On her way to pick up her granddaughter, Martinez had to stand almost in the middle of the street due to water covering the sidewalk where the bus stop was located.
“I am always concerned about flooding any time a hurricane, thunderstorm or heavy rain comes,” she told the Daytona Times.
By the end of the day, the area where Martinez had stood, was underwater.
“It gets so bad sometimes that it floods inside my apartment. They said they fixed the sewers, but I don’t know what they did,’’ she said.
The cause of flooding in the area between Nova Road, Bellevue, Orange Avenue and Caroline Street was attributed to the Nova Canal, which is the canal that runs along Nova Road.
City officials said that work crews were in the area working on a canal blockage.
Overflowed onto street
City of Daytona Beach spokesperson Susan Cerbone said via email on Wednesday, “The Nova Canal is managed by the Florida Department of Transportation (FDOT). Earlier today a blockage – vegetation and debris – in the canal was identified in the area near Beville Road. A contractor, hired by FDOT, is clearing it out now. It will take about 4.5 hours to clear.”
“The blockage coupled with heavy periods of rainfall caused the Nova Canal to overflow onto the Jean Street area earlier today. With the amount of rain tapering off and the obstruction being removed, the levels of the canal are expected to recede.”
Flooding also happened near Daytona State College, Madison Avenue, North Sttreet and nearby streets.
‘Like a pool’
Tomekie Morrison lives between Mason Avenue and North Street.
“This rain and flooding is just terrible. It seems to have come from nowhere. I can’t even go anywhere,” she related.
Morrison also had a close call and almost lost her vehicle to flood damage.
“My car almost got stuck in the water. I was going to go to the Sunoco on Mason by the Seabreeze Bridge near the railroad tracks, but it was like a pool with so much water. So many cars were trying to get over the railroad tracks I just turned around,” expressed Morrison.
City officials say there are some projects in the works that will help with flooding.
The Martin Luther King Jr. road project from Orange Avenue to International Speedway Boulevard is one of them. Construction is ongoing between Magnolia Avenue and El Dorado Street.
The $2.6-million-dollar project will completely resurface the road, improve utilities, improve and add decorative lighting, improve utility poles, fix water mains, redo underground pipes, and man holes.

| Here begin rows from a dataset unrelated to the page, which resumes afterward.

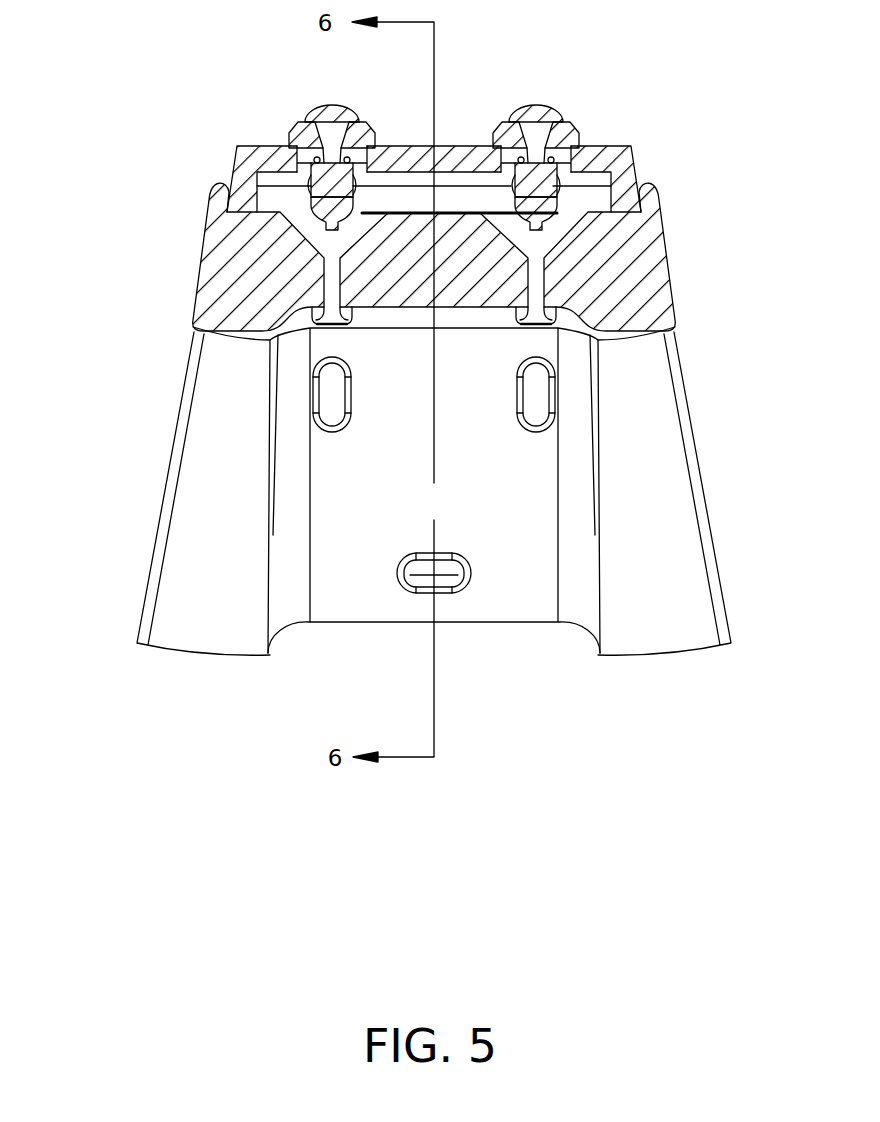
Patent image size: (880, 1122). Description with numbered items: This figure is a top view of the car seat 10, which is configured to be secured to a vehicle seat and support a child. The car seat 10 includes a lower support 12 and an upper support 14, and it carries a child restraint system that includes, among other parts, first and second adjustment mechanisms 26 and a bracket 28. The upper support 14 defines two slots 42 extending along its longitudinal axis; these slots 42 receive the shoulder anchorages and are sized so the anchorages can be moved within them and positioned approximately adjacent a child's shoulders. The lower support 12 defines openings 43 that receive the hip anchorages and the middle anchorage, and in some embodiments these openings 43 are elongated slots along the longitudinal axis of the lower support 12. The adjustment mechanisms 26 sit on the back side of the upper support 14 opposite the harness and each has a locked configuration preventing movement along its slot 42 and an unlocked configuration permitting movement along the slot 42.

The car seat 10 is at (196, 140).
The lower support 12 is at (328, 608).
The upper support 14 is at (668, 262).
The adjustment mechanism 26 is at (293, 121).
The bracket 28 is at (580, 172).
The slot 42 is at (526, 259).
The opening 43 is at (313, 395).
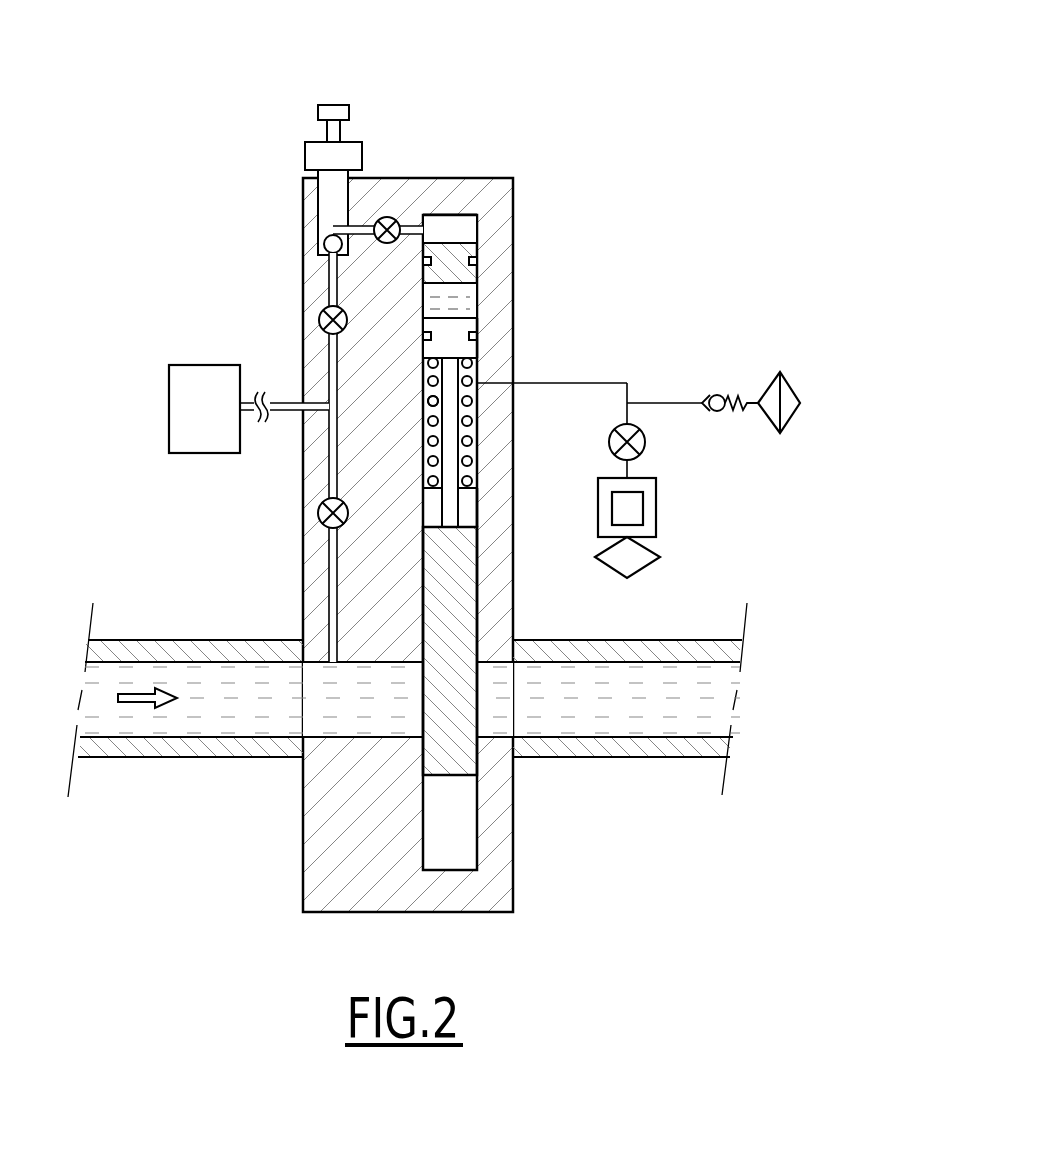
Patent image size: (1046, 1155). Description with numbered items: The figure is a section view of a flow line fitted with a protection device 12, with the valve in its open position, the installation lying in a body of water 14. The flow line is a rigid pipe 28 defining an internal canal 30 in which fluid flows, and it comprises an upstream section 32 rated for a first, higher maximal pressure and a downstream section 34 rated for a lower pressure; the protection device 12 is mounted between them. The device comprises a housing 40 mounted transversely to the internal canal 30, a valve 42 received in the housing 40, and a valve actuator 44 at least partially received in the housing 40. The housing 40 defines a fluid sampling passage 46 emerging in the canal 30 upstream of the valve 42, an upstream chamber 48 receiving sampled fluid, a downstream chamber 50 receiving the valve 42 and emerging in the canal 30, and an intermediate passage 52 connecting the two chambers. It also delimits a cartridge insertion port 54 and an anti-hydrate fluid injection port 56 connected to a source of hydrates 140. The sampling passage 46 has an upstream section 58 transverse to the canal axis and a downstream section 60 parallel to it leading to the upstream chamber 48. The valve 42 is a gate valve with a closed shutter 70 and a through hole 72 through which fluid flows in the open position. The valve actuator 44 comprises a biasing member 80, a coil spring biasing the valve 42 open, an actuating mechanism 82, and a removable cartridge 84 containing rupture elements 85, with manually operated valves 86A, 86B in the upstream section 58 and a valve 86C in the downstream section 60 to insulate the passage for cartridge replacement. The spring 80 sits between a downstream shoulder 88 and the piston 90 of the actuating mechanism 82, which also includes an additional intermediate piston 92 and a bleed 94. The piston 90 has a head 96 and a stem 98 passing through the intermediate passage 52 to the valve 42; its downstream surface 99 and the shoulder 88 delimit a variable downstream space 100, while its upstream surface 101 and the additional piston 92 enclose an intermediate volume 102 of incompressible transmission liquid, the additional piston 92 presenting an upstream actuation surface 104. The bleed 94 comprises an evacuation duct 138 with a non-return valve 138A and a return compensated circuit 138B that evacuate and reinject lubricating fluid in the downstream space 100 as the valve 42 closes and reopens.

The protection device 12 is at (545, 92).
The body of water 14 is at (97, 160).
The rigid pipe 28 is at (407, 654).
The internal canal 30 is at (222, 705).
The upstream section 32 is at (138, 757).
The downstream section 34 is at (642, 758).
The housing 40 is at (630, 225).
The valve 42 is at (510, 608).
The valve actuator 44 is at (555, 318).
The fluid sampling passage 46 is at (290, 340).
The upstream chamber 48 is at (512, 180).
The downstream chamber 50 is at (524, 675).
The intermediate passage 52 is at (478, 513).
The cartridge insertion port 54 is at (318, 208).
The anti-hydrate fluid injection port 56 is at (303, 427).
The upstream section of the fluid sampling passage 58 is at (325, 587).
The downstream section of the fluid sampling passage 60 is at (418, 224).
The closed shutter 70 is at (450, 637).
The through hole 72 is at (462, 712).
The biasing member 80 is at (470, 420).
The actuating mechanism 82 is at (440, 200).
The removable cartridge 84 is at (305, 187).
The rupture element 85 is at (323, 242).
The manually operated valve 86A is at (318, 503).
The manually operated valve 86B is at (319, 314).
The manually operated valve 86C is at (387, 218).
The downstream shoulder 88 is at (462, 423).
The piston 90 is at (478, 323).
The additional intermediate piston 92 is at (478, 233).
The bleed 94 is at (798, 340).
The head 96 is at (423, 358).
The stem 98 is at (442, 502).
The downstream surface 99 is at (478, 372).
The downstream space 100 is at (428, 398).
The upstream surface 101 is at (447, 312).
The intermediate volume 102 is at (478, 268).
The upstream actuation surface 104 is at (478, 218).
The evacuation duct 138 is at (683, 448).
The non-return valve 138A is at (706, 408).
The return compensated circuit 138B is at (656, 497).
The source of hydrates 140 is at (185, 390).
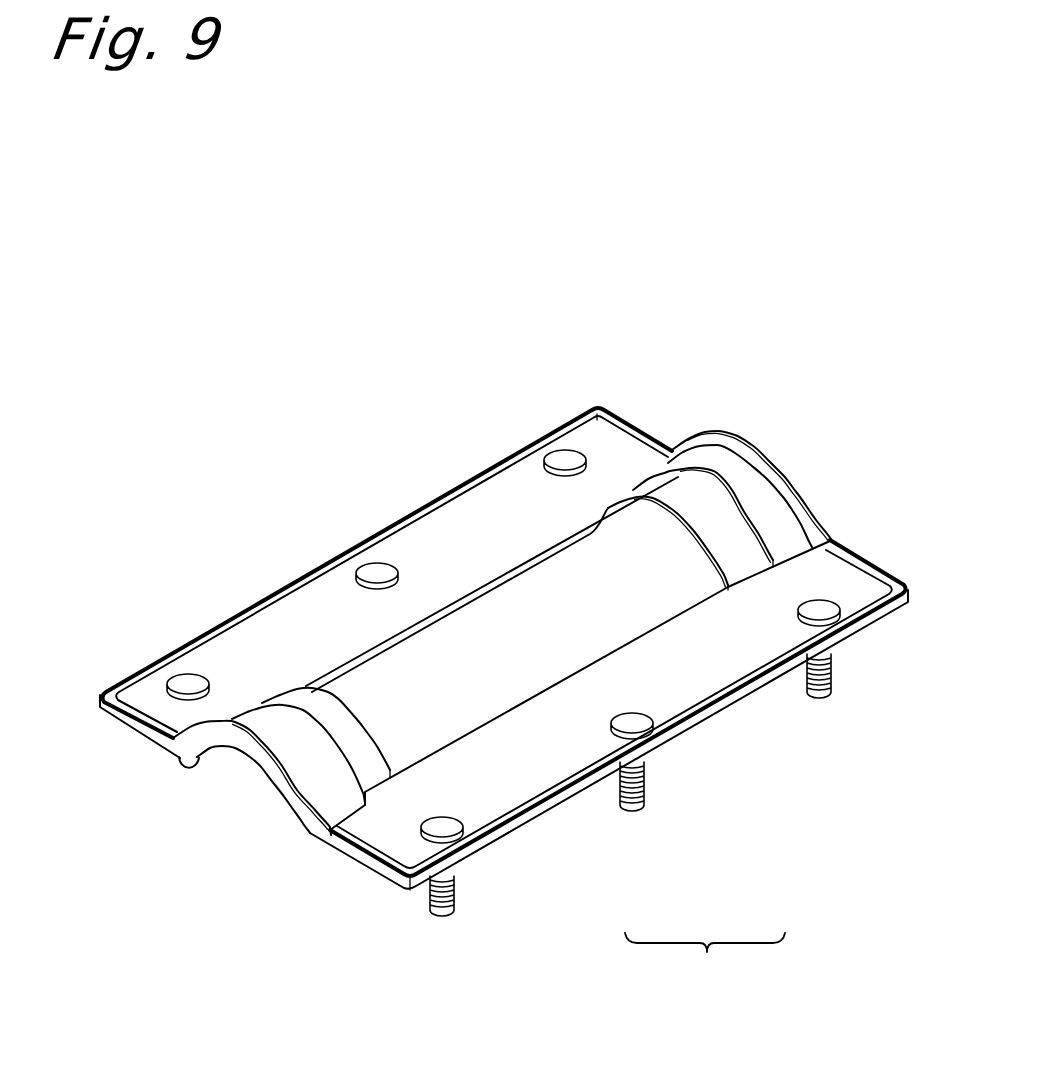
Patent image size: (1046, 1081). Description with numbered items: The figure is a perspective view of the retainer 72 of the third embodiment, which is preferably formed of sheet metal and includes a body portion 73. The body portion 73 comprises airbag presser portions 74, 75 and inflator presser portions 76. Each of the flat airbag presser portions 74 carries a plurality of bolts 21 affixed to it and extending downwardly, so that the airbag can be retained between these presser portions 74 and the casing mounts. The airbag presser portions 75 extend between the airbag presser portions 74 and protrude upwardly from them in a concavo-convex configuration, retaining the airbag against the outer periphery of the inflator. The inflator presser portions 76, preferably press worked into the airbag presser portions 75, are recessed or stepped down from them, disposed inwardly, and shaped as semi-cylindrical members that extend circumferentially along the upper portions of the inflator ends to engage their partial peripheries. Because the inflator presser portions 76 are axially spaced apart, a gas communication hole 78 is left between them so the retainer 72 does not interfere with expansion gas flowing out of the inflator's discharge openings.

The bolt 21 is at (567, 457).
The retainer 72 is at (705, 963).
The body portion 73 is at (685, 687).
The airbag presser portion 74 is at (427, 540).
The airbag presser portion 75 is at (722, 475).
The inflator presser portion 76 is at (685, 493).
The gas communication hole 78 is at (520, 593).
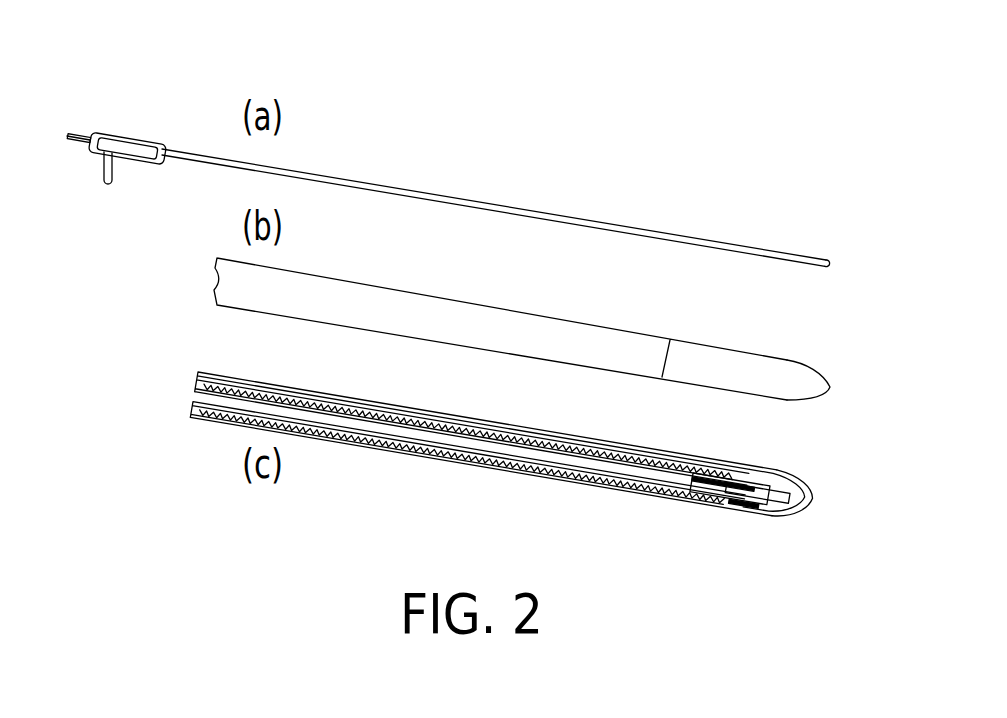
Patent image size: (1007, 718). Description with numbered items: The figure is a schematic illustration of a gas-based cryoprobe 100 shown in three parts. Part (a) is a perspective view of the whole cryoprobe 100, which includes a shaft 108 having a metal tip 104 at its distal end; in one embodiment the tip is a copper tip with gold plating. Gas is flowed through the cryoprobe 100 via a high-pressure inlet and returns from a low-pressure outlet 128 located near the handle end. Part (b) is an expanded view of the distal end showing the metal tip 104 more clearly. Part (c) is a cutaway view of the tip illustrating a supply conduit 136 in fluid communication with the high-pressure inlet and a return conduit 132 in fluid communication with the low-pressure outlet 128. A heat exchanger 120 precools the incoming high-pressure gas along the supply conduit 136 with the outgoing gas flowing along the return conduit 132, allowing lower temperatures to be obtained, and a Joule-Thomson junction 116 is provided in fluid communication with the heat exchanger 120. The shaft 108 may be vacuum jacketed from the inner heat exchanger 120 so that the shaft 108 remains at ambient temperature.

The cryoprobe 100 is at (447, 323).
The metal tip 104 is at (812, 258).
The shaft 108 is at (462, 198).
The Joule-Thomson junction 116 is at (750, 505).
The heat exchanger 120 is at (552, 475).
The low-pressure outlet 128 is at (100, 178).
The return conduit 132 is at (215, 376).
The supply conduit 136 is at (228, 420).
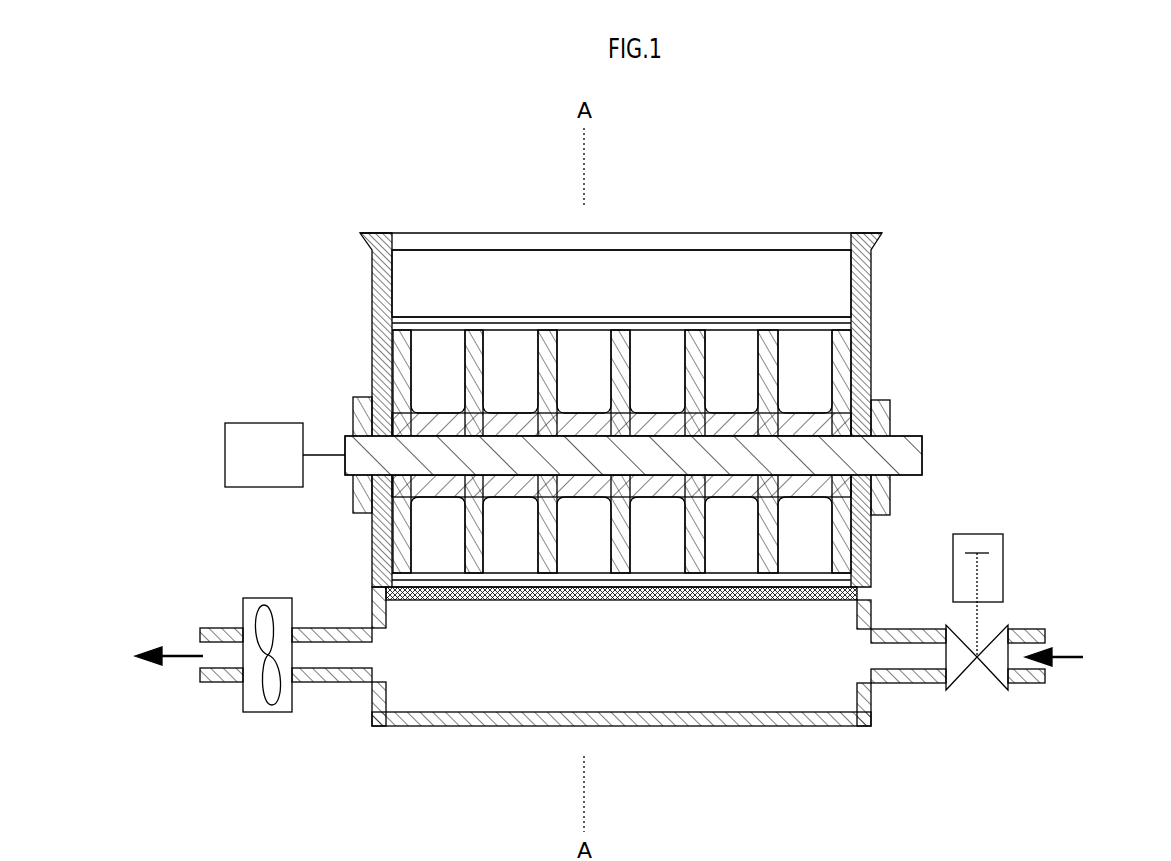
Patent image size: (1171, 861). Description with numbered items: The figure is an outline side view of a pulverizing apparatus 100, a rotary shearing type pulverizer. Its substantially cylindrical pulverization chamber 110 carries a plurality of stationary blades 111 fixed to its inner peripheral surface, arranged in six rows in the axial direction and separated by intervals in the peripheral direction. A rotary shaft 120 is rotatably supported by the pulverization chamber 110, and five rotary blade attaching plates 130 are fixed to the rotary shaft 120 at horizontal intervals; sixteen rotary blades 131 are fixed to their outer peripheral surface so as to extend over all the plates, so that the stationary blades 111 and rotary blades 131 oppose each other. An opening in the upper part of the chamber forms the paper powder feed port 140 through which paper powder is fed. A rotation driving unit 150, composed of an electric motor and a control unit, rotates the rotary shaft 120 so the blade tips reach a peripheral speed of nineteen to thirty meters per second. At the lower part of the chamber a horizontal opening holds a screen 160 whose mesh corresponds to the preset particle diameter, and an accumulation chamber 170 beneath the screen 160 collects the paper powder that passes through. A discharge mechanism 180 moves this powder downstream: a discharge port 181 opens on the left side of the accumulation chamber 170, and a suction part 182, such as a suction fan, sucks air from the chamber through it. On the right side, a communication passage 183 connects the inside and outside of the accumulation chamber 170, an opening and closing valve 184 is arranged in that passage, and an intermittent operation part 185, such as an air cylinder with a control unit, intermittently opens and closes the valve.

The pulverizing apparatus 100 is at (874, 160).
The pulverization chamber 110 is at (873, 340).
The stationary blades 111 is at (781, 265).
The rotary shaft 120 is at (895, 438).
The rotary blade attaching plates 130 is at (474, 330).
The rotary blades 131 is at (523, 322).
The paper powder feed port 140 is at (375, 232).
The rotation driving unit 150 is at (262, 423).
The screen 160 is at (528, 600).
The accumulation chamber 170 is at (791, 727).
The discharge mechanism 180 is at (368, 760).
The discharge port 181 is at (348, 683).
The suction part 182 is at (268, 712).
The communication passage 183 is at (1006, 683).
The opening and closing valve 184 is at (1000, 632).
The intermittent operation part 185 is at (1003, 570).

The city, along with the county and other municipalities, had pushed for the half-cent sales tax, which they said would have provided more than $42 million countywide for such projects, including $3.7 million per year for Daytona Beach and $74 million over a 20-year span.
Voters rejected the measure in a special election in May.
“The MLK streetscape addresses antiquated stormwater utilities and the Orange Avenue project did the same thing. Both projects expanded the capacity of the system,” Cerbone noted.
“A few years ago, we upgraded the drainage system on South Street, which also directly benefits the Midtown area. If you recall, improving the drainage system in Midtown was a major component in our plan for the half-cent sales tax initiative,” she added.
The area is also seeing records rainfall amounts due to a low-pressure system moving through east Central Florida, according to the National Weather Service located in Melbourne.
It reported that Volusia County received around 3 inches of rainfall on Wednesday and 2 to 3 on Tuesday. Rain was expected to continue into Friday.